Considering the location and shape of the damage, we speculated that there must have been some kind of “contact”. There was nothing except for the aqueous humor and the implanted TICL lens in the anterior chamber. We used conventional BSS as intraocular irrigation solution, without the addition of antimicrobials, dilatants, or hemostatic agents. The trajectory of the aqueous humor movement is known to be “a gush and a partial reflux” [7]; however, this “tide phenomenon” was not strong enough to leave a narrow ring in the cornea. Hence, the “contact” might have happened between the anterior surface of TICL lens and the corneal endothelium.

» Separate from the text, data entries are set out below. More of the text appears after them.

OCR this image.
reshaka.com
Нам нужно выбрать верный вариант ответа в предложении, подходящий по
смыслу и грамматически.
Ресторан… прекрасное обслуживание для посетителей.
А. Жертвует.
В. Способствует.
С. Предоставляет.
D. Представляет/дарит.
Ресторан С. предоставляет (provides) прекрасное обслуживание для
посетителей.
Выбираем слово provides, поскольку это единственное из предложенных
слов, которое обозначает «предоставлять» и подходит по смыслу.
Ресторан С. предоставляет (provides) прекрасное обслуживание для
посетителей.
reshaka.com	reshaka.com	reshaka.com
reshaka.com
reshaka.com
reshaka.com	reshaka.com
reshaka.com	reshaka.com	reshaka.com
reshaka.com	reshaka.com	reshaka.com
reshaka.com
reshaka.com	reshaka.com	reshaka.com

Interestingly, Huang et al. found an exact contact between the corneal endothelium, iris, and lens in a 61-year-old patient using air-puff tonometry [8]. Using an applanation-type tonometer, IOP was measured by deforming the eye by applying force to the outside of the globe after surgery [9, 10]. We suspect this “contact” could happen between the corneal endothelium, iris, and ICL during air-puff tonometry, and leave a dysfunctional corneal endothelial cell ring of approximately 0.4 mm in diameter, which was nearly the same size as the central hole of ICLs (0.36 mm in diameter) [4]. We also observed the approach of the corneal endothelium and the ICLs in postoperative patients, and sometimes it looked as if there was little space between the two (Additional file 1).

Fortunately, by using intensive steroid therapy, corneal edema was reduced, and healthy endothelial cells migrated to replace cells that were dysfunctional; the cornea endothelial lesion was self-limiting and disappeared within 9 days.

In endothelial corneal rings cases, injury to endothelial cells result from damage caused by mechanical stretching of the cornea. Corneal displacement produces radial tension that is transmitted to damage delicate endothelial cells [11]. This “shock wave” is very common in published cases of TCERs [11]. We suspect that the air puff would also produce a bell-shaped propagation concussive force, which is transmitted through all layers of the cornea and subsequently produces transient endothelial cell dysfunction. Maloney et al. reported endothelial cell loss with traumatic endothelial rings, which is similar to our findings. Gerard et al. showed a TCER case with no epithelial defect [12], which was followed up for 9 days; the ring had completely resolved clinically, and the VA was 6/9 in the affected eye. These two processes were perhaps similar since we proposed that endothelial touch likely amounted to trauma. Low-energy, non-penetrating ocular blast injuries have been characterized as causing transient, gray-white endothelial ring-shaped opacities [13]. Mahiul et al. reported a traumatic corneal endothelial ring due to accidental occupational air blast injury at high velocity [13], which is similar to the “air-puff” method.

In our case, the exact reason behind this unusual sign was not clear; however, the impact of the air puff by the tonometer on the corneal epithelium could be a possibility. This suggests that a few hours after ICL-V4C implantation, with the large vault, corneal displacement caused by an air-puff would make the endothelium close to or even contact the ICL. This concussive force or “contact” may cause transient corneal endothelial damage. IOP elevation and its effects on corneal endothelial cells are important after almost all intraocular surgeries, especially ICLs implantation. This unique case illustrates that more attention must be paid to injury to the corneal endothelium when using non-contact tonometry. Further work, including a larger sample size, is necessary to elucidate the actual mechanism.